What To Do When Your Employee Says #MeToo and other Workplace Discrimination


By: Jaymen J. Chavda

The new year comes with a focus on key issues that employers should evaluate when reviewing their employee handbooks. While the federal government has yet to fill certain vacancies at the agency level, states are passing legislation to identify their own issues.

Sexual Harassment

This has been a trending topic in all communities over the past year. The recent developments in this context brings an opportunity for employers to review their anti-harassment policies to assure they are in compliance. Current policies should inform the employee about steps they can take in the event they encounter any harassment. There should be multiple outlets for the complainant to report such harassment, such as an anonymous email or a dedicated HR professional, rather than only their manager.

In 2017, many state amended their laws relating to sexual harassment training requirements. For example, California expanded the scope of sexual harassment training to include employers covered by the statute, and to include content on harassment based on gender expression, gender identity and sexual orientation. The training should be held by experts in the area, with real-world examples of the specific forms of discrimination.

Disability

There have been differing views from the U.S. Circuit Court of Appeals and the Equal Employment Opportunity Commission (EEOC) on whether an extended leave of absence beyond time afforded by the Family and Medical Leave Act (FMLA), is a reasonable accommodation. Generally, a reasonable accommodation is change to an employee’s position or workplace that will allow the qualified employee to conduct their normal duties, despite having disability. The Seventh Circuit believes that the extended leave is not adequate for a reasonable accommodation; whereas, the EEOC finds differently. While this trending topic is battled in the courts, employers should maintain the most updated standards in their handbooks.

Parental Leave

With effect from 2018, California based businesses with 20-49 employees must offer baby-bonding leave. The employee’s job status and position are protected during this leave. The new law does not affect larger businesses in California that are covered by FMLA or California statute. Insurance benefits are easier to claim, as California eliminated the one-week waiting period for paid family leave insurance benefits. Certain states without these laws have employers that offer paid family leave as a benefit. For example, New York joined California, New Jersey and Rhode Island in implementing a paid family leave program.
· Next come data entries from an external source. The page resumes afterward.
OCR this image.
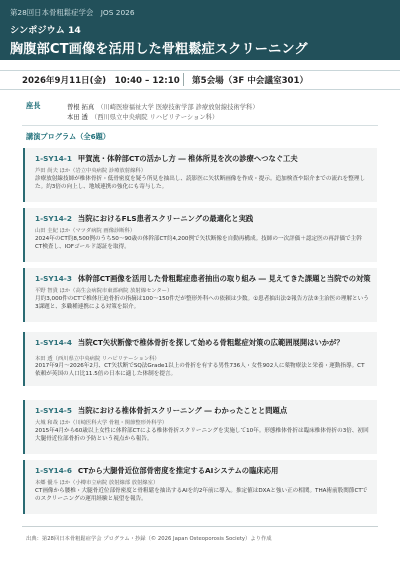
第28回日本骨粗鬆症学会　JOS 2026
シンポジウム 14
胸腹部CT画像を活用した骨粗鬆症スクリーニング
2026年9月11日(金)　10:40 – 12:10 第5会場（3F 中会議室301）
座長	曽根 拓真 （川崎医療福祉大学 医療技術学部 診療放射線技術学科）
本田 透 （西川県立中央病院 リハビリテーション科）
講演プログラム（全6題）
1-SY14-1 甲賀流・体幹部CTの活かし方 ― 椎体所見を次の診療へつなぐ工夫
芦田 尚夫 ほか（岩立中央病院 診療放射線科）
診療放射線技師が椎体骨折・低骨密度を疑う所見を抽出し、読影医に矢状断画像を作成・提示。追加検査や紹介までの流れを整理した。約3倍の向上し、地域連携の強化にも寄与した。
1-SY14-2 当院におけるFLS患者スクリーニングの最適化と実践
山田 圭紀 ほか（マツダ病院 画像診断科）
2024年のCT約8,500例のうち50〜90歳の体幹部CT約4,200例で矢状断像を自動再構成。技師の一次評価＋認定医の再評価で主幹CT検査し、IOFゴールド認証を取得。
1-SY14-3 体幹部CT画像を活用した骨粗鬆症患者抽出の取り組み ― 見えてきた課題と当院での対策
平野 智貴 ほか（高生会病院市東部病院 放射線センター）
月約3,000件のCTで椎体圧迫骨折の指摘は100〜150件だが整形外科への依頼は少数。①患者抽出法②報告方法③主治医の理解という3課題と、多職種連携による対策を紹介。
1-SY14-4 当院CT矢状断像で椎体骨折を探して始める骨粗鬆症対策の広範囲展開はいかが？
本田 透（西川県立中央病院 リハビリテーション科）
2017年9月〜2026年2月、CT矢状断でSQ法Grade1以上の骨折を有する男性736人・女性902人に薬物療法と栄養・運動指導。CT依頼が英国の人口比11.5倍の日本に適した体制を提言。
1-SY14-5 当院における椎体骨折スクリーニング ― わかったことと問題点
大城 和哉 ほか（川崎医科大学 骨粗・関節整形外科学）
2015年4月から60歳以上女性に体幹部CTによる椎体骨折スクリーニングを実施して10年。形態椎体骨折は臨床椎体骨折の3倍、初回大腿骨近位部骨折の予防という視点から報告。
1-SY14-6 CTから大腿骨近位部骨密度を推定するAIシステムの臨床応用
本郷 優斗 ほか（小樽市立病院 放射線部 放射線室）
CT画像から腰椎・大腿骨近位部骨密度と骨粗鬆を抽出するAIを約2年前に導入。推定値はDXAと強い正の相関。THA術前股関節CTでのスクリーニングの運用経験と展望を報告。
出典：第28回日本骨粗鬆症学会 プログラム・抄録（© 2026 Japan Osteoporosis Society）より作成
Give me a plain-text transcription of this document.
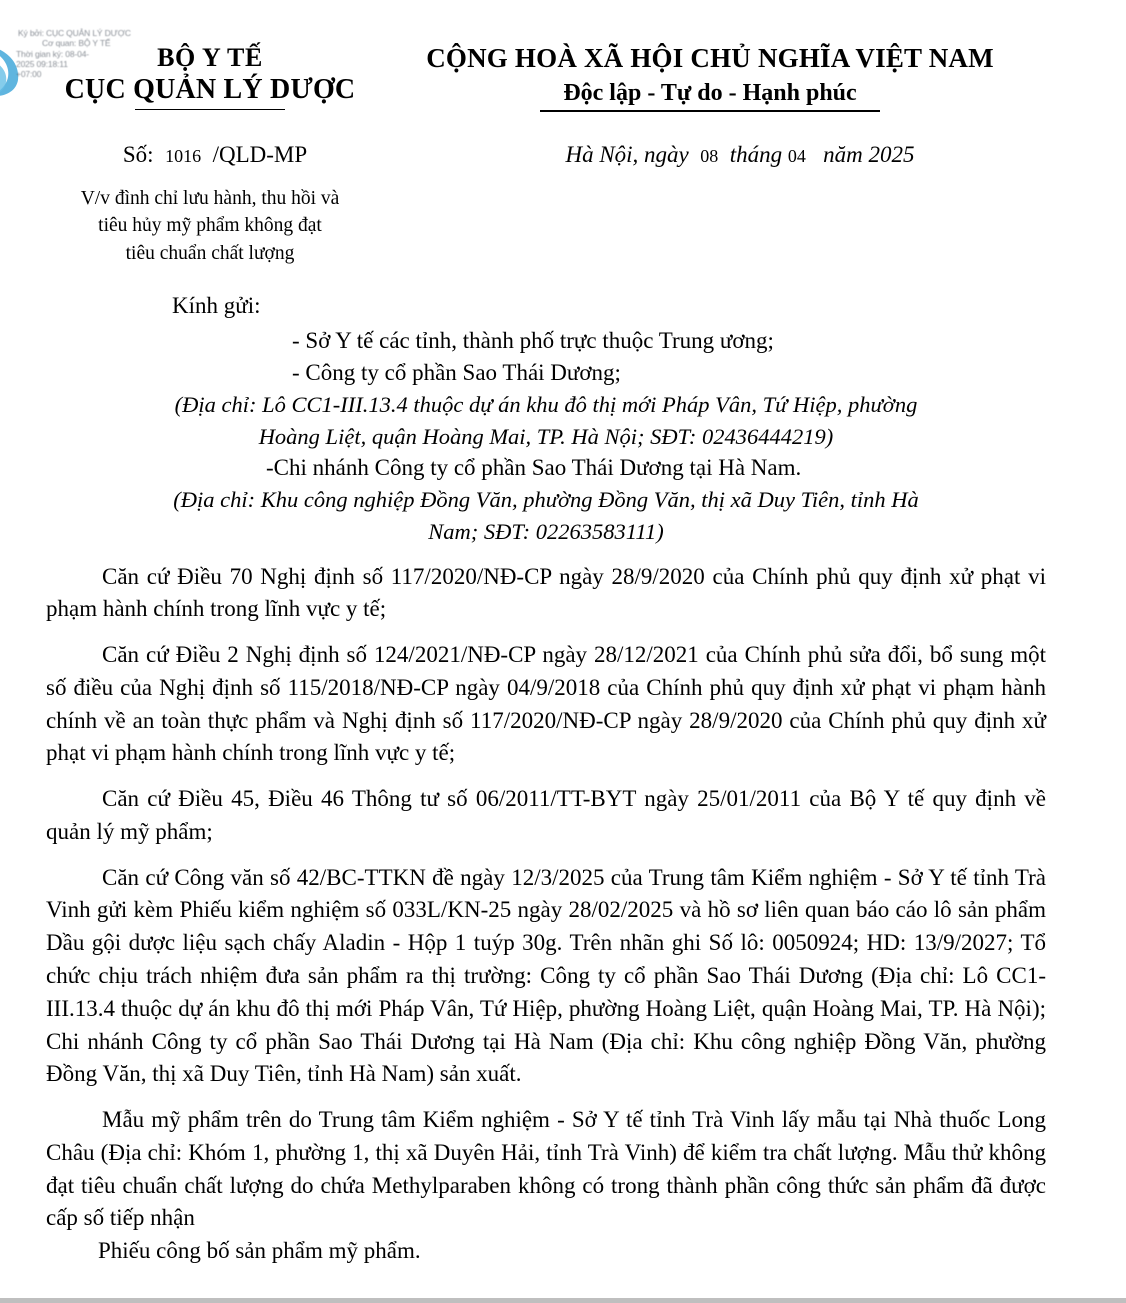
Ký bởi: CỤC QUẢN LÝ DƯỢC
Cơ quan: BỘ Y TẾ
Thời gian ký: 08-04-
2025 09:18:11
+07:00
BỘ Y TẾ
CỤC QUẢN LÝ DƯỢC
CỘNG HOÀ XÃ HỘI CHỦ NGHĨA VIỆT NAM
Độc lập - Tự do - Hạnh phúc
Số: 1016 /QLD-MP	Hà Nội, ngày 08 tháng 04 năm 2025
V/v đình chỉ lưu hành, thu hồi và
tiêu hủy mỹ phẩm không đạt
tiêu chuẩn chất lượng
Kính gửi:
- Sở Y tế các tỉnh, thành phố trực thuộc Trung ương;
- Công ty cổ phần Sao Thái Dương;
(Địa chỉ: Lô CC1-III.13.4 thuộc dự án khu đô thị mới Pháp Vân, Tứ Hiệp, phường
Hoàng Liệt, quận Hoàng Mai, TP. Hà Nội; SĐT: 02436444219)
-Chi nhánh Công ty cổ phần Sao Thái Dương tại Hà Nam.
(Địa chỉ: Khu công nghiệp Đồng Văn, phường Đồng Văn, thị xã Duy Tiên, tỉnh Hà
Nam; SĐT: 02263583111)

Căn cứ Điều 70 Nghị định số 117/2020/NĐ-CP ngày 28/9/2020 của Chính phủ quy định xử phạt vi phạm hành chính trong lĩnh vực y tế;

Căn cứ Điều 2 Nghị định số 124/2021/NĐ-CP ngày 28/12/2021 của Chính phủ sửa đổi, bổ sung một số điều của Nghị định số 115/2018/NĐ-CP ngày 04/9/2018 của Chính phủ quy định xử phạt vi phạm hành chính về an toàn thực phẩm và Nghị định số 117/2020/NĐ-CP ngày 28/9/2020 của Chính phủ quy định xử phạt vi phạm hành chính trong lĩnh vực y tế;

Căn cứ Điều 45, Điều 46 Thông tư số 06/2011/TT-BYT ngày 25/01/2011 của Bộ Y tế quy định về quản lý mỹ phẩm;

Căn cứ Công văn số 42/BC-TTKN đề ngày 12/3/2025 của Trung tâm Kiểm nghiệm - Sở Y tế tỉnh Trà Vinh gửi kèm Phiếu kiểm nghiệm số 033L/KN-25 ngày 28/02/2025 và hồ sơ liên quan báo cáo lô sản phẩm Dầu gội dược liệu sạch chấy Aladin - Hộp 1 tuýp 30g. Trên nhãn ghi Số lô: 0050924; HD: 13/9/2027; Tổ chức chịu trách nhiệm đưa sản phẩm ra thị trường: Công ty cổ phần Sao Thái Dương (Địa chỉ: Lô CC1-III.13.4 thuộc dự án khu đô thị mới Pháp Vân, Tứ Hiệp, phường Hoàng Liệt, quận Hoàng Mai, TP. Hà Nội); Chi nhánh Công ty cổ phần Sao Thái Dương tại Hà Nam (Địa chỉ: Khu công nghiệp Đồng Văn, phường Đồng Văn, thị xã Duy Tiên, tỉnh Hà Nam) sản xuất.

Mẫu mỹ phẩm trên do Trung tâm Kiểm nghiệm - Sở Y tế tỉnh Trà Vinh lấy mẫu tại Nhà thuốc Long Châu (Địa chỉ: Khóm 1, phường 1, thị xã Duyên Hải, tỉnh Trà Vinh) để kiểm tra chất lượng. Mẫu thử không đạt tiêu chuẩn chất lượng do chứa Methylparaben không có trong thành phần công thức sản phẩm đã được cấp số tiếp nhận

Phiếu công bố sản phẩm mỹ phẩm.
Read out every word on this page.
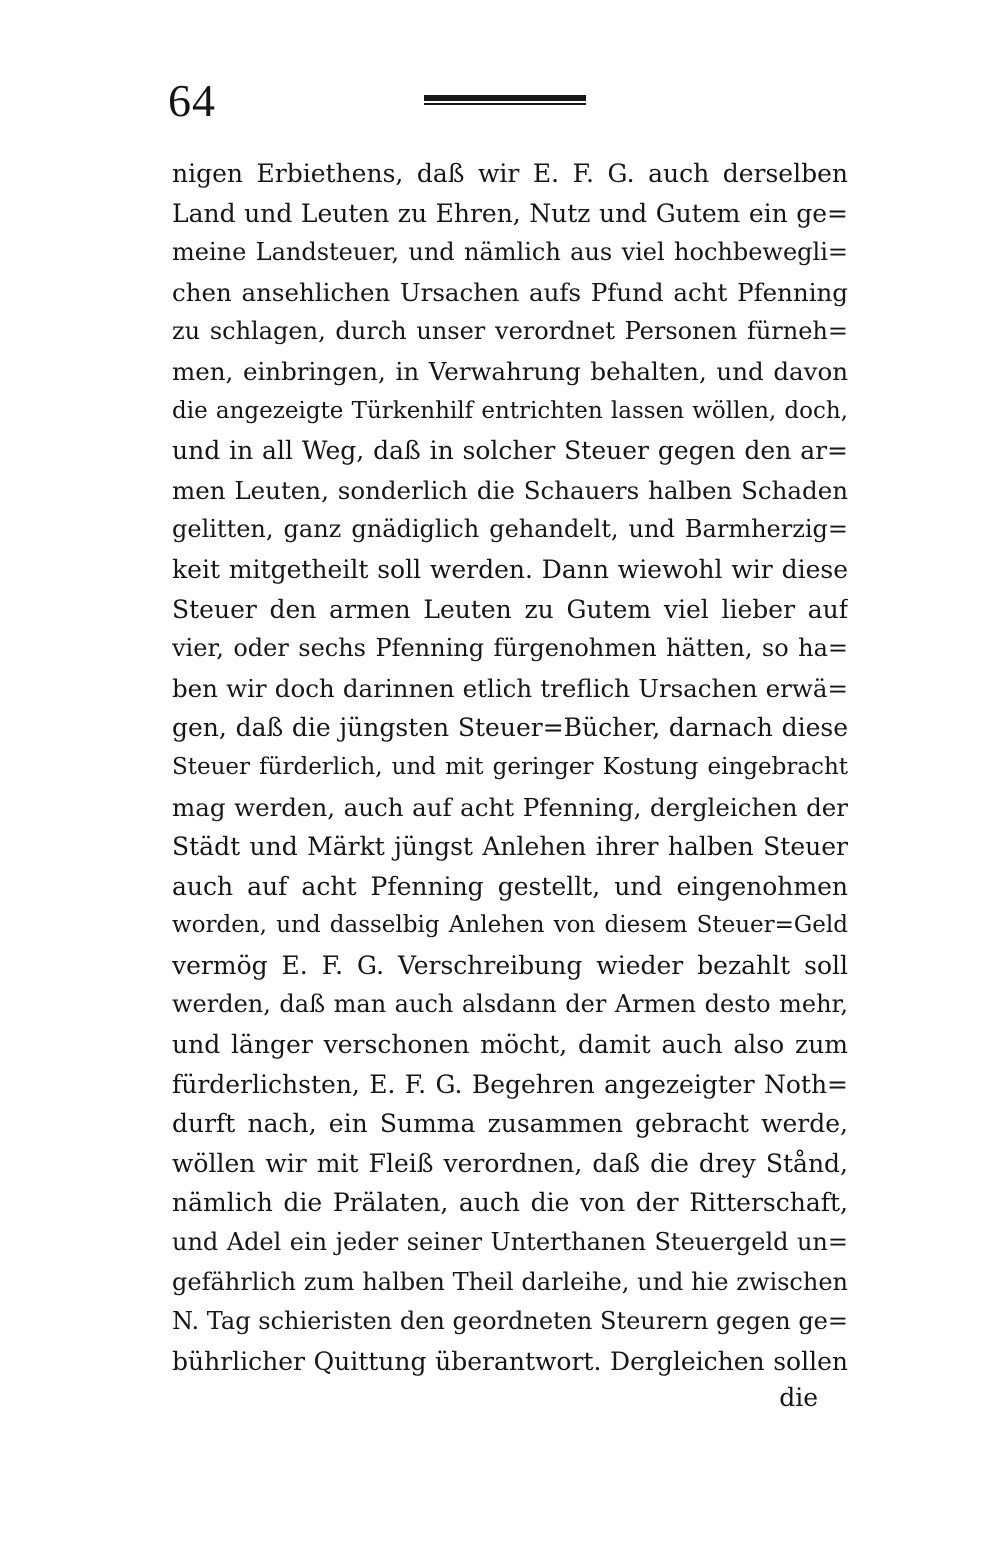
64
nigen Erbiethens, daß wir E. F. G. auch derselben
Land und Leuten zu Ehren, Nutz und Gutem ein ge=
meine Landsteuer, und nämlich aus viel hochbewegli=
chen ansehlichen Ursachen aufs Pfund acht Pfenning
zu schlagen, durch unser verordnet Personen fürneh=
men, einbringen, in Verwahrung behalten, und davon
die angezeigte Türkenhilf entrichten lassen wöllen, doch,
und in all Weg, daß in solcher Steuer gegen den ar=
men Leuten, sonderlich die Schauers halben Schaden
gelitten, ganz gnädiglich gehandelt, und Barmherzig=
keit mitgetheilt soll werden. Dann wiewohl wir diese
Steuer den armen Leuten zu Gutem viel lieber auf
vier, oder sechs Pfenning fürgenohmen hätten, so ha=
ben wir doch darinnen etlich treflich Ursachen erwä=
gen, daß die jüngsten Steuer=Bücher, darnach diese
Steuer fürderlich, und mit geringer Kostung eingebracht
mag werden, auch auf acht Pfenning, dergleichen der
Städt und Märkt jüngst Anlehen ihrer halben Steuer
auch auf acht Pfenning gestellt, und eingenohmen
worden, und dasselbig Anlehen von diesem Steuer=Geld
vermög E. F. G. Verschreibung wieder bezahlt soll
werden, daß man auch alsdann der Armen desto mehr,
und länger verschonen möcht, damit auch also zum
fürderlichsten, E. F. G. Begehren angezeigter Noth=
durft nach, ein Summa zusammen gebracht werde,
wöllen wir mit Fleiß verordnen, daß die drey Stånd,
nämlich die Prälaten, auch die von der Ritterschaft,
und Adel ein jeder seiner Unterthanen Steuergeld un=
gefährlich zum halben Theil darleihe, und hie zwischen
N. Tag schieristen den geordneten Steurern gegen ge=
bührlicher Quittung überantwort. Dergleichen sollen
die
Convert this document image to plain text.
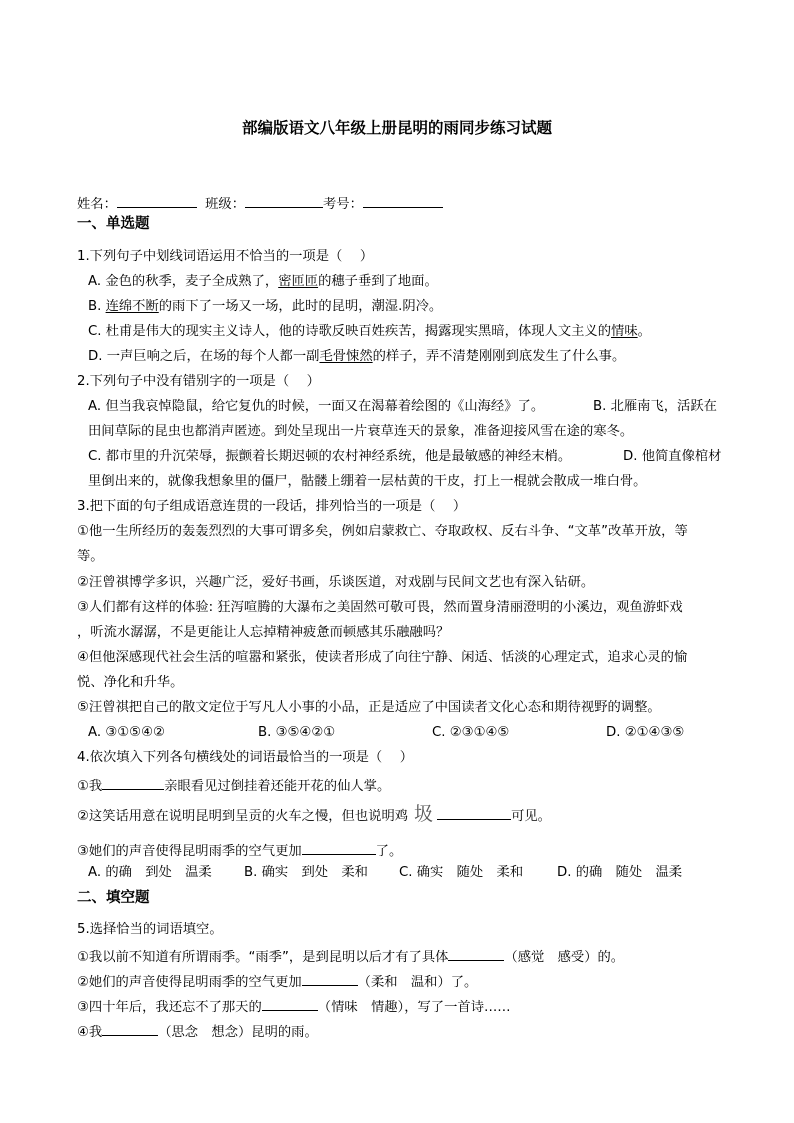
部编版语文八年级上册昆明的雨同步练习试题
姓名：	班级：	考号：
一、单选题
1.下列句子中划线词语运用不恰当的一项是（　 ）
A. 金色的秋季，麦子全成熟了，密匝匝的穗子垂到了地面。
B. 连绵不断的雨下了一场又一场，此时的昆明，潮湿.阴冷。
C. 杜甫是伟大的现实主义诗人，他的诗歌反映百姓疾苦，揭露现实黑暗，体现人文主义的情味。
D. 一声巨响之后，在场的每个人都一副毛骨悚然的样子，弄不清楚刚刚到底发生了什么事。
2.下列句子中没有错别字的一项是（　 ）
A. 但当我哀悼隐鼠，给它复仇的时候，一面又在渴幕着绘图的《山海经》了。	B. 北雁南飞，活跃在
田间草际的昆虫也都消声匿迹。到处呈现出一片衰草连天的景象，准备迎接风雪在途的寒冬。
C. 都市里的升沉荣辱，振颤着长期迟顿的农村神经系统，他是最敏感的神经末梢。	D. 他简直像棺材
里倒出来的，就像我想象里的僵尸，骷髅上绷着一层枯黄的干皮，打上一棍就会散成一堆白骨。
3.把下面的句子组成语意连贯的一段话，排列恰当的一项是（　 ）
①他一生所经历的轰轰烈烈的大事可谓多矣，例如启蒙救亡、夺取政权、反右斗争、“文革”改革开放，等
等。
②汪曾祺博学多识，兴趣广泛，爱好书画，乐谈医道，对戏剧与民间文艺也有深入钻研。
③人们都有这样的体验: 狂泻喧腾的大瀑布之美固然可敬可畏，然而置身清丽澄明的小溪边，观鱼游虾戏
，听流水潺潺，不是更能让人忘掉精神疲惫而顿感其乐融融吗？
④但他深感现代社会生活的喧嚣和紧张，使读者形成了向往宁静、闲适、恬淡的心理定式，追求心灵的愉
悦、净化和升华。
⑤汪曾祺把自己的散文定位于写凡人小事的小品，正是适应了中国读者文化心态和期待视野的调整。
A. ③①⑤④②	B. ③⑤④②①	C. ②③①④⑤	D. ②①④③⑤
4.依次填入下列各句横线处的词语最恰当的一项是（　 ）
①我	亲眼看见过倒挂着还能开花的仙人掌。
②这笑话用意在说明昆明到呈贡的火车之慢，但也说明鸡 圾	可见。
③她们的声音使得昆明雨季的空气更加	了。
A. 的确　到处　温柔 B. 确实　到处　柔和 C. 确实　随处　柔和	D. 的确　随处　温柔
二、填空题
5.选择恰当的词语填空。
①我以前不知道有所谓雨季。“雨季”，是到昆明以后才有了具体	（感觉　感受）的。
②她们的声音使得昆明雨季的空气更加	（柔和　温和）了。
③四十年后，我还忘不了那天的	（情味　情趣），写了一首诗……
④我	（思念　想念）昆明的雨。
While drafting the handbook, the employer must not differentiate between mothers and fathers with respect to baby-bonding policies. Caretakers can refer to either parent, and the individual policies should adhere to FMLA guidelines.

Employers with multi-state offices do not need to draft a comprehensive handbook to identify each new law, but rather supplement an already existing robust handbook, on a regular basis, to adhere to new laws and regulations. Handbooks should include EEO policies and procedures for initiating a complaint to HR, with legal disclosures to protect the employers.